There are some disparate elements in this post which I would like to make parallel to each other at some point, and develop.
I stopped by a department store briefly the other day, a beautiful day upon which I was not in the best of humors, just to pick up stockings. The clerks were very kind and I thought: they are indoors all day on this beautiful day, and I am not, and I must learn to appreciate more acutely my great luck in not working retail.
After all these years my mother still does not believe I would be able to land work even as a greeter at Wal*Mart. The other day when she said it in those words, I realized that it was a neurotic theme. Most recently I had thought it was just something abusive she said to make sure my pain levels were high enough.
Before that I thought she was was merely unfamiliar with the world of work; I tried to reason with her in those days. Even earlier, I believed her to have accurately perceived incompetence in me that I was too incompetent to see. Now I realize her sentence is just a kind of reflex.
It does explain a great deal, though, the repetition of this sentence, starting early on. I would be on the streets soon, I must find a man willing to support me, I would probably not be valuable enough to get a desirable situation, but I would surely get some situation. Hearing these things again and again made me fragile.

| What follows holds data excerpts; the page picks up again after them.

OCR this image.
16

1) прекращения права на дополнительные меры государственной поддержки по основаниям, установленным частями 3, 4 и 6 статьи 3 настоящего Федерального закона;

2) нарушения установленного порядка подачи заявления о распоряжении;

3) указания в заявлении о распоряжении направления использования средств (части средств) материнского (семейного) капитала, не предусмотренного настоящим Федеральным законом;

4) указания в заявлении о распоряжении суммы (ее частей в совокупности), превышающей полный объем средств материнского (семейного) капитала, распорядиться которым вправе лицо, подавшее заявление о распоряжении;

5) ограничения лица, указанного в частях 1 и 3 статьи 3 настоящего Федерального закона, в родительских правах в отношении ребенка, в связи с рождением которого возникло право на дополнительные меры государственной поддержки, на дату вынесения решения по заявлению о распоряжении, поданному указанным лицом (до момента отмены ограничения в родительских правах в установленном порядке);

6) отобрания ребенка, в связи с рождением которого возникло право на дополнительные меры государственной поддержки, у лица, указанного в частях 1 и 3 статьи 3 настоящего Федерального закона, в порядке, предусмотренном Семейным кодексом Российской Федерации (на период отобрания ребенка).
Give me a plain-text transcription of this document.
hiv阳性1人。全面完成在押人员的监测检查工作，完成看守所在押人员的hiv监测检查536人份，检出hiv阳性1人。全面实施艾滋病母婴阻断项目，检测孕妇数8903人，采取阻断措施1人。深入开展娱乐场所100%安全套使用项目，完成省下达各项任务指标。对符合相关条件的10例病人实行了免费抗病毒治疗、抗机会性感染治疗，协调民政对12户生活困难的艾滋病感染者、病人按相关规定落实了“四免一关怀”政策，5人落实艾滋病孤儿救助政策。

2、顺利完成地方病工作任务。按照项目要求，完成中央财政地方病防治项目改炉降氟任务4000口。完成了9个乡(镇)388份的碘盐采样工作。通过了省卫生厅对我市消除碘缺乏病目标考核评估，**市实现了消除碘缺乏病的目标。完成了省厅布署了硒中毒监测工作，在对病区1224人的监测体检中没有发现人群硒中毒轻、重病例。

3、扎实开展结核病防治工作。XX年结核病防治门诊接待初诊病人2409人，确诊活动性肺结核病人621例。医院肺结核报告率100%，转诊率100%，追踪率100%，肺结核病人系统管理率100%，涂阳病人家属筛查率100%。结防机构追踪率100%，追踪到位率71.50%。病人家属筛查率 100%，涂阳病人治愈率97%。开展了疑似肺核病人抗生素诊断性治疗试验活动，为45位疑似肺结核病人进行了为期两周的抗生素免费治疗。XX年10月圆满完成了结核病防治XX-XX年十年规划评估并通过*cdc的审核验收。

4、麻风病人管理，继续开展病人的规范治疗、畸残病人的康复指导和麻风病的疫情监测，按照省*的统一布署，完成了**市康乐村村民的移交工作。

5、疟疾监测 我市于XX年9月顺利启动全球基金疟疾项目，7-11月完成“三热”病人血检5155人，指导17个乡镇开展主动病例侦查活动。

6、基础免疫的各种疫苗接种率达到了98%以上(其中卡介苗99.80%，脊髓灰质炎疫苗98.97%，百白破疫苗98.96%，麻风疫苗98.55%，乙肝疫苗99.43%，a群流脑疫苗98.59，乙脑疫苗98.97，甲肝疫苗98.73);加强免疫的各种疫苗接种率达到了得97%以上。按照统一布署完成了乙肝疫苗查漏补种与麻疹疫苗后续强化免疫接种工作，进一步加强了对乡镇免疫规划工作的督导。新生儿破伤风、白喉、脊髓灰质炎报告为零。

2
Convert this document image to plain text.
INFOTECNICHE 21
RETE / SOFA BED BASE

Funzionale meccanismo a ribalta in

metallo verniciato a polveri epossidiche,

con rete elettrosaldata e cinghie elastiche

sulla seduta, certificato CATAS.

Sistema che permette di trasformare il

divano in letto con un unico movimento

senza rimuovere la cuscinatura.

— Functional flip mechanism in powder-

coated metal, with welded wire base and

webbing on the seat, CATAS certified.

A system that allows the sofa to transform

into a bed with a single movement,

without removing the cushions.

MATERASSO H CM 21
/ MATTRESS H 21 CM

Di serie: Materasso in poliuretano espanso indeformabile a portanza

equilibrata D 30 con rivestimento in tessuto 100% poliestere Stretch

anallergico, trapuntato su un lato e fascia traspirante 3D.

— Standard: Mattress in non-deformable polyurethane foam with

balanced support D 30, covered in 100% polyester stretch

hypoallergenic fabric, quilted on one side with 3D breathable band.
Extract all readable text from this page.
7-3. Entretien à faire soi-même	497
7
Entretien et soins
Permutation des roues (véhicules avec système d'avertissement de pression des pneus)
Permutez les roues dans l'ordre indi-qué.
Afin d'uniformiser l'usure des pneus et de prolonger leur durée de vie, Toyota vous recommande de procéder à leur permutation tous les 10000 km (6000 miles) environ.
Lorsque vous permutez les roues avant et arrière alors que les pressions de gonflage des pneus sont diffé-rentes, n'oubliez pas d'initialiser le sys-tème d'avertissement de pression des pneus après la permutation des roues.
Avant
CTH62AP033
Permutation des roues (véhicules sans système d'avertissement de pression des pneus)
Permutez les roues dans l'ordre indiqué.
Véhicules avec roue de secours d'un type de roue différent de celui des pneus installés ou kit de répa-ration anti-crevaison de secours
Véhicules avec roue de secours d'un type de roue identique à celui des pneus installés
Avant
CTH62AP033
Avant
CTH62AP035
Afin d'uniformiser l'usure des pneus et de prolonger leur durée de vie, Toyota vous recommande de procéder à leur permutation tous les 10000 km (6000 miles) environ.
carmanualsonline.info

I was always told I would not like to be a professor because I would have to live in snow and write and publish. And being interested in one’s own work was considered terribly naive; alternatively, it was evidence that one’s work was not good. But I was always interested, and affecting disinterest was difficult. As I have said before, what I actually do not like about being a professor is the condescension and passive aggression one suffers.
The reason I do not discuss these things in real life is that my interlocutors rarely take me seriously; they assume I am just irritated today. This is of course part of the infantilization. And I was always taught that if you could just take a little more pain, just a little more, be brave and good, you might finally be exonerated.
I do not believe that was true then and I do not believe it is true now.